For animation purpose I move between matrix and quaterions in different places and for this I use the tracing method found on the internet:
const double trace = a11 + a22 + a33 + 1.0;
if( trace > 0.0001 ) {
const double s = 0.5 / sqrt( trace );
return decQuaternion( ( a32 - a23 ) * s, ( a13 - a31 ) * s, ( a21 - a12 ) * s, 0.25 / s );
}else if( a11 > a22 && a11 > a33 ){
const double s = 2.0 * sqrt( 1.0 + a11 - a22 - a33 );
return decQuaternion( 0.25 * s, ( a12 + a21 ) / s, ( a13 + a31 ) / s, ( a23 - a32 ) / s );
}else if( a22 > a33 ){
const double s = 2.0 * sqrt( 1.0 + a22 - a11 - a33 );
return decQuaternion( ( a12 + a21 ) / s, 0.25 * s, ( a23 + a32 ) / s, ( a13 - a31 ) / s );
}else{
const double s = 2.0 * sqrt( 1.0 + a33 - a11 - a22 );
return decQuaternion( ( a13 + a31 ) / s, ( a23 + a32 ) / s, 0.25 * s, ( a12 - a21 ) / s );
}
The matrix is in row major order and quaterions are in the (x,y,z,w) format.

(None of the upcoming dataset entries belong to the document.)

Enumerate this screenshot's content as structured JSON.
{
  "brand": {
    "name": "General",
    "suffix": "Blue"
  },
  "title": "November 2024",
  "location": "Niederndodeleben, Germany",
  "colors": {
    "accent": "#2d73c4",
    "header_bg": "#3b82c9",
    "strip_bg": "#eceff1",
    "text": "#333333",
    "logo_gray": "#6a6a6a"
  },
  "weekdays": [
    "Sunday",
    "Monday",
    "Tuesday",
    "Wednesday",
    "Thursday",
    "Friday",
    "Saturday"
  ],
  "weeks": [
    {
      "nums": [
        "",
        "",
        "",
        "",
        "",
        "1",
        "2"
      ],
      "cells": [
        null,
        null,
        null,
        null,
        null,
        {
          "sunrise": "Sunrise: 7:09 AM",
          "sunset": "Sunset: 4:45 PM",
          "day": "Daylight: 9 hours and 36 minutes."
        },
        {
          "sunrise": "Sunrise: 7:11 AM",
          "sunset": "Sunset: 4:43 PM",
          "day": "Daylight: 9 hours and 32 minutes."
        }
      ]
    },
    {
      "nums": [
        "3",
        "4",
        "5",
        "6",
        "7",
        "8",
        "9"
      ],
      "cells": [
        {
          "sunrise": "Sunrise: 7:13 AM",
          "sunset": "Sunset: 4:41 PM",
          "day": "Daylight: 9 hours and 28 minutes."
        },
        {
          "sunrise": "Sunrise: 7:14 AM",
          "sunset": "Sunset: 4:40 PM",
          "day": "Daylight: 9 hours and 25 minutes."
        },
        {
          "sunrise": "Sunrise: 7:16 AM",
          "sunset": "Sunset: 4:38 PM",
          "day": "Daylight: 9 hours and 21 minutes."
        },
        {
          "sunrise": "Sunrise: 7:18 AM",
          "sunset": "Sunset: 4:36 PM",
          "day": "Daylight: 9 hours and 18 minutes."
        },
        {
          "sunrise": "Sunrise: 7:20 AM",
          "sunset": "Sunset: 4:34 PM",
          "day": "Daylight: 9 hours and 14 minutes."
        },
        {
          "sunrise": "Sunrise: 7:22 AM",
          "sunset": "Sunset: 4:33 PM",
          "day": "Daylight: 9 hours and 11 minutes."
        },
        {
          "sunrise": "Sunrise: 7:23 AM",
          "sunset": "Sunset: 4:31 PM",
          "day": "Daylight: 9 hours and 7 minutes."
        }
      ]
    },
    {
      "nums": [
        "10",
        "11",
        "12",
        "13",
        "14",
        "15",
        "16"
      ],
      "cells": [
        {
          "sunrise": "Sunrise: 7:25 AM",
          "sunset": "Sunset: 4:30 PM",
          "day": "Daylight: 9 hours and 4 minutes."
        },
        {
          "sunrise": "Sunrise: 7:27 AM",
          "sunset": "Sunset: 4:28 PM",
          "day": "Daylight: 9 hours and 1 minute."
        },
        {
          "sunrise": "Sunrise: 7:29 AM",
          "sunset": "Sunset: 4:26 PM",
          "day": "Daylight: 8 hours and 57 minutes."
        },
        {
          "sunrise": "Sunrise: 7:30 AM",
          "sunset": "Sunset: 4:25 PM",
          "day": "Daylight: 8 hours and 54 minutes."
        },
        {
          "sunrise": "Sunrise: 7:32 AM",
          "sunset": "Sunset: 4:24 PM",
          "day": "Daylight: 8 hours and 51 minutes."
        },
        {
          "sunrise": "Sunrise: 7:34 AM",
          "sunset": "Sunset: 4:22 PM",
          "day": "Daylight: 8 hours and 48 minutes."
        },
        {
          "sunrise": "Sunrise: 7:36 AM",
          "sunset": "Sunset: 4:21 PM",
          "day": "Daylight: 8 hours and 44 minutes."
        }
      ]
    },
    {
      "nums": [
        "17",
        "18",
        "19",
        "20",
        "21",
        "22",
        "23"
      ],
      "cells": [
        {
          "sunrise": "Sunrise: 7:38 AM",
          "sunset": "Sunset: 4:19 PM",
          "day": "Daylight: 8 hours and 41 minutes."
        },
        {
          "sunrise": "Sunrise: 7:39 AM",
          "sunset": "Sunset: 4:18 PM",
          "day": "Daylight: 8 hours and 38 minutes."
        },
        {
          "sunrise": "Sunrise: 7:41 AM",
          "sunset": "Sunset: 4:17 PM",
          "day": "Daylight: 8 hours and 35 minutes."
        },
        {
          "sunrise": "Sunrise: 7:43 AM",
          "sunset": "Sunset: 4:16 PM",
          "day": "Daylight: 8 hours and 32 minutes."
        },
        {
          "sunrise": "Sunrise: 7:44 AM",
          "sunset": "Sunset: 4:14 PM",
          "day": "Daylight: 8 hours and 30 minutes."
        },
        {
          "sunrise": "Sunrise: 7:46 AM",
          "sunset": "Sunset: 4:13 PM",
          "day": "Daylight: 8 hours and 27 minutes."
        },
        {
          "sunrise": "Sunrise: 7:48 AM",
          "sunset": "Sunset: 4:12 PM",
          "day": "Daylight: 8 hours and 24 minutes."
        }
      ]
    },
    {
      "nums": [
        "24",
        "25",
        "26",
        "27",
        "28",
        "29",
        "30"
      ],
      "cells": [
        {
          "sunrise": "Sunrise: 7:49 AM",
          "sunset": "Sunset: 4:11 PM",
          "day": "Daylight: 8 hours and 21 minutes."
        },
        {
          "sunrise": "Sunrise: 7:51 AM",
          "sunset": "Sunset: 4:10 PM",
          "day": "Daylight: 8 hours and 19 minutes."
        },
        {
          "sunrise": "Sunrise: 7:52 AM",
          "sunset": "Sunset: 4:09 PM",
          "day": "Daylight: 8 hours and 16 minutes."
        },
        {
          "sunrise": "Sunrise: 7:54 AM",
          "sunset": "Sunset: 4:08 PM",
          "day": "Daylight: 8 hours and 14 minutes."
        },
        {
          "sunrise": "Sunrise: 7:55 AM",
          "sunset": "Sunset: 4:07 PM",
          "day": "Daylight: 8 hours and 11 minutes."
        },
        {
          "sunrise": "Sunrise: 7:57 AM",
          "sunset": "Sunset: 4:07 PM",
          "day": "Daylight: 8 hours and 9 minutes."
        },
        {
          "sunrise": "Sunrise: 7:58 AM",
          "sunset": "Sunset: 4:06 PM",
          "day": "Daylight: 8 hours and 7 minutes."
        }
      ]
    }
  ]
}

If I do for example a small sweep (from [0,175°,0] to [0,185°,0]) across the XZ plane (hence with Y axis fixed to [0,1,0] where I'm using DX coordinate system) around the backwards pole (0,180°,0) I end up with a slight twiching of the camera near the [0,180°,0] point. I tracked it down to the calculated quaterion to be slightly off near the point where you use any other than the first if-case. Augmenting the step value to 0.0001 did help in some cases but not in this one here. I even went all the way up to 0.01 in which case the slight twiching just moved a bit further away from the problem point.
I also do not think the quaterion-to-matrix is the culprit since this code there does not use any if-cases and thus should be stable. Furthermore tweaking the above mentioned value does modify the error behavior so it has to be this code causing troubles. I can at the time being cheat around the problem but I'm looking for a proper solution.
So my question is what other possibility is there to calculate a quaterion from a matrix which is stable? Is there a known problem with the trace based method used here that doesn't work around the backwards point? I'm concerned more about an error free solution than the fastest solution on earth.